United States Army general (born 1931)

Douglas John O'Connor (born June 19, 1931) is a retired major general in the United States Army.

==Early life and education==
O'Connor was born in New Jersey. He attended Saint Peter's College (now Saint Peter's University) in Jersey City, before transferring to the United States Military Academy at West Point in 1950. After graduating from West Point in 1954, O'Connor was sent to Georgia for training.

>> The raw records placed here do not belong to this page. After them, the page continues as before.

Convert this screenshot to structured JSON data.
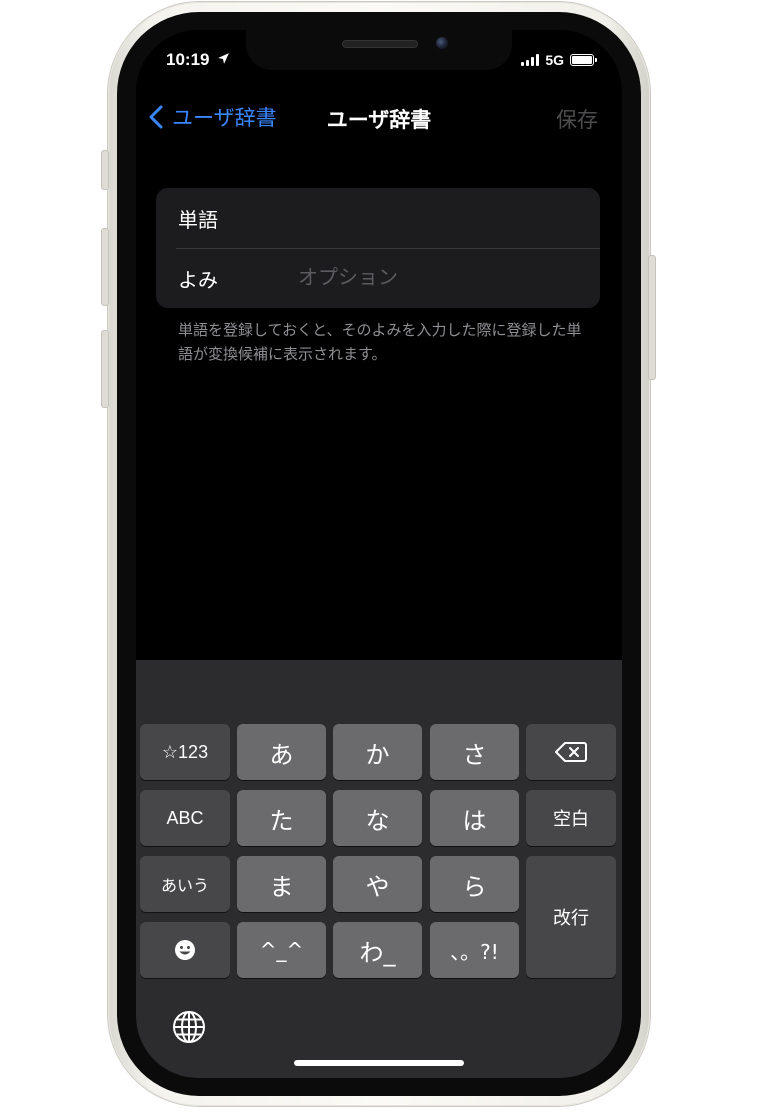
{
  "status_bar": {
    "time": "10:19",
    "network": "5G"
  },
  "nav": {
    "back_label": "ユーザ辞書",
    "title": "ユーザ辞書",
    "save_label": "保存"
  },
  "form": {
    "word_label": "単語",
    "word_value": "",
    "reading_label": "よみ",
    "reading_value": "",
    "reading_placeholder": "オプション"
  },
  "footnote": "単語を登録しておくと、そのよみを入力した際に登録した単語が変換候補に表示されます。",
  "keyboard": {
    "keys": {
      "symbols": "☆123",
      "a": "あ",
      "ka": "か",
      "sa": "さ",
      "abc": "ABC",
      "ta": "た",
      "na": "な",
      "ha": "は",
      "space": "空白",
      "kana_mode": "あいう",
      "ma": "ま",
      "ya": "や",
      "ra": "ら",
      "return": "改行",
      "kaomoji": "^_^",
      "wa": "わ_",
      "punct": "、。?!"
    }
  },
  "colors": {
    "accent": "#3a86ff",
    "background": "#000000",
    "keyboard": "#2c2c2e"
  }
}
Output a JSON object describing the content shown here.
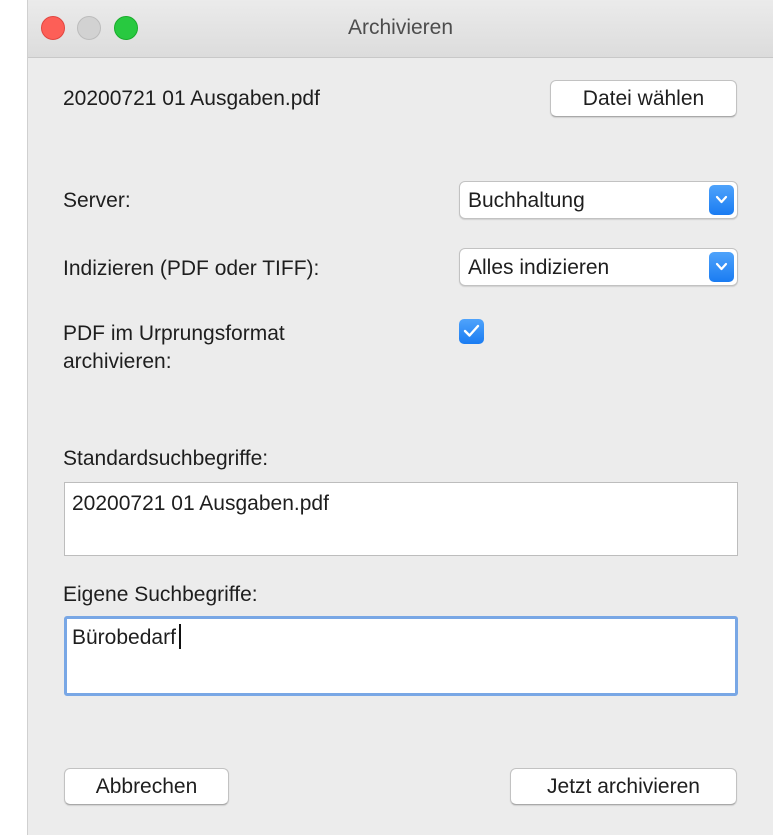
{
  "window": {
    "title": "Archivieren"
  },
  "file": {
    "name": "20200721 01 Ausgaben.pdf",
    "choose_button": "Datei wählen"
  },
  "server": {
    "label": "Server:",
    "value": "Buchhaltung"
  },
  "index": {
    "label": "Indizieren (PDF oder TIFF):",
    "value": "Alles indizieren"
  },
  "archive_original": {
    "label_line1": "PDF im Urprungsformat",
    "label_line2": "archivieren:",
    "checked": true
  },
  "standard_terms": {
    "label": "Standardsuchbegriffe:",
    "value": "20200721 01 Ausgaben.pdf"
  },
  "custom_terms": {
    "label": "Eigene Suchbegriffe:",
    "value": "Bürobedarf"
  },
  "buttons": {
    "cancel": "Abbrechen",
    "archive_now": "Jetzt archivieren"
  },
  "colors": {
    "accent": "#1a7cf2",
    "close": "#fd5f57",
    "maximize": "#28c940",
    "focus_ring": "#79a7e5"
  }
}
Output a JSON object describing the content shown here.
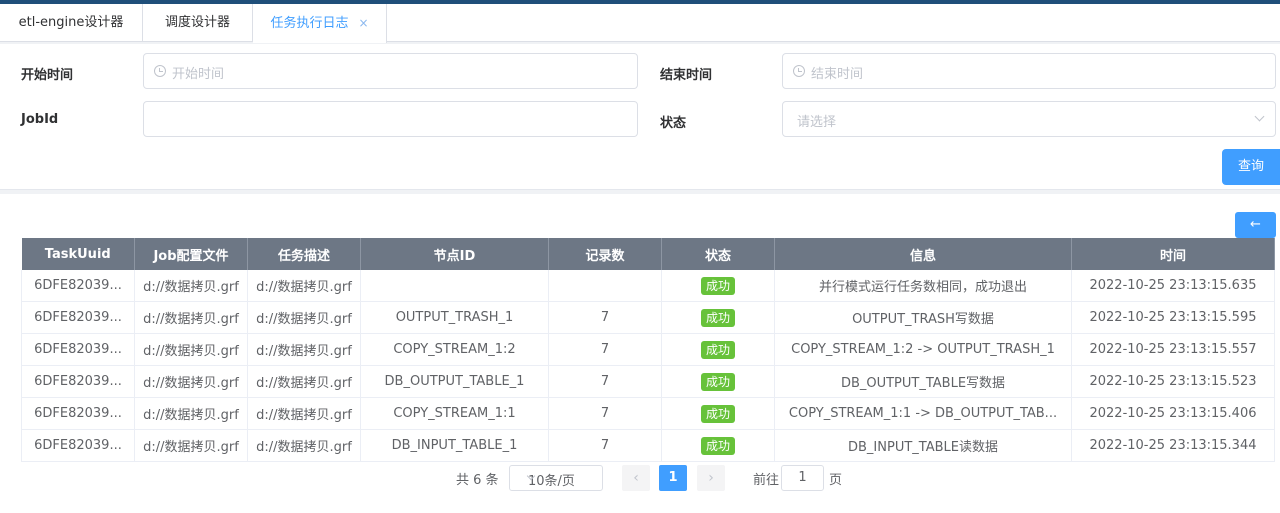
{
  "tabs": [
    {
      "label": "etl-engine设计器"
    },
    {
      "label": "调度设计器"
    },
    {
      "label": "任务执行日志",
      "close": "×"
    }
  ],
  "form": {
    "start_label": "开始时间",
    "start_placeholder": "开始时间",
    "end_label": "结束时间",
    "end_placeholder": "结束时间",
    "jobid_label": "JobId",
    "jobid_value": "",
    "status_label": "状态",
    "status_placeholder": "请选择",
    "query_label": "查询"
  },
  "back_label": "←",
  "table": {
    "columns": [
      "TaskUuid",
      "Job配置文件",
      "任务描述",
      "节点ID",
      "记录数",
      "状态",
      "信息",
      "时间"
    ],
    "rows": [
      [
        "6DFE82039...",
        "d://数据拷贝.grf",
        "d://数据拷贝.grf",
        "",
        "",
        "成功",
        "并行模式运行任务数相同，成功退出",
        "2022-10-25 23:13:15.635"
      ],
      [
        "6DFE82039...",
        "d://数据拷贝.grf",
        "d://数据拷贝.grf",
        "OUTPUT_TRASH_1",
        "7",
        "成功",
        "OUTPUT_TRASH写数据",
        "2022-10-25 23:13:15.595"
      ],
      [
        "6DFE82039...",
        "d://数据拷贝.grf",
        "d://数据拷贝.grf",
        "COPY_STREAM_1:2",
        "7",
        "成功",
        "COPY_STREAM_1:2 -> OUTPUT_TRASH_1",
        "2022-10-25 23:13:15.557"
      ],
      [
        "6DFE82039...",
        "d://数据拷贝.grf",
        "d://数据拷贝.grf",
        "DB_OUTPUT_TABLE_1",
        "7",
        "成功",
        "DB_OUTPUT_TABLE写数据",
        "2022-10-25 23:13:15.523"
      ],
      [
        "6DFE82039...",
        "d://数据拷贝.grf",
        "d://数据拷贝.grf",
        "COPY_STREAM_1:1",
        "7",
        "成功",
        "COPY_STREAM_1:1 -> DB_OUTPUT_TAB...",
        "2022-10-25 23:13:15.406"
      ],
      [
        "6DFE82039...",
        "d://数据拷贝.grf",
        "d://数据拷贝.grf",
        "DB_INPUT_TABLE_1",
        "7",
        "成功",
        "DB_INPUT_TABLE读数据",
        "2022-10-25 23:13:15.344"
      ]
    ]
  },
  "pager": {
    "total": "共 6 条",
    "page_size": "10条/页",
    "prev": "‹",
    "current": "1",
    "next": "›",
    "goto": "前往",
    "jump_value": "1",
    "page_suffix": "页"
  }
}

==Military and civilian career==
By 1955, O'Connor was at Fort Bragg in North Carolina, where he served in the 82nd Airborne Division. In 1957, he transitioned to the Army Reserve. In 1974, O'Connor was working for electronics manufacturer General Instrument in California. He was an engineer by training. By 1978, O'Connor has returned to the military, becoming a brigadier general. From 1988 to 1992, O'Connor served as Vice Director of Defense Industrial Supply Center Four within the Department of the Army. For his service as Vice Director, he was awarded the Army Distinguished Service Medal. By 1995, O'Connor has retired from the military. At the time of his retirement, he had achieved the rank of major general.

==Honors and awards==
O'Connor was awarded the Army Distinguished Service Medal for "exceptionally meritorious and distinguished service in a position of great responsibility to the Government of the United States as Vice Director, Defense Industrial Supply Center Four, Department of the Army, from 1988 to 1992."

==Personal life==
In 1949, O'Connor met Jeanne Louise O'Brien. She was attending Manhattanville College. They dated for years before parting in 1954 due to having a long-distance relationship. O'Brien married someone else in 1955, becoming Jeanne Conway. O'Connor went on to marry two different women named Mary Alice, becoming a widower both times. His first wife died of an aneurysm and his second wife died of amyotrophic lateral sclerosis. Conway's husband also died of a heart attack. After the deaths of both of their spouses, O'Connor and Jeanne Conway got back together and married on November 24, 2007, at the Church of St. Vincent Ferrer in New York.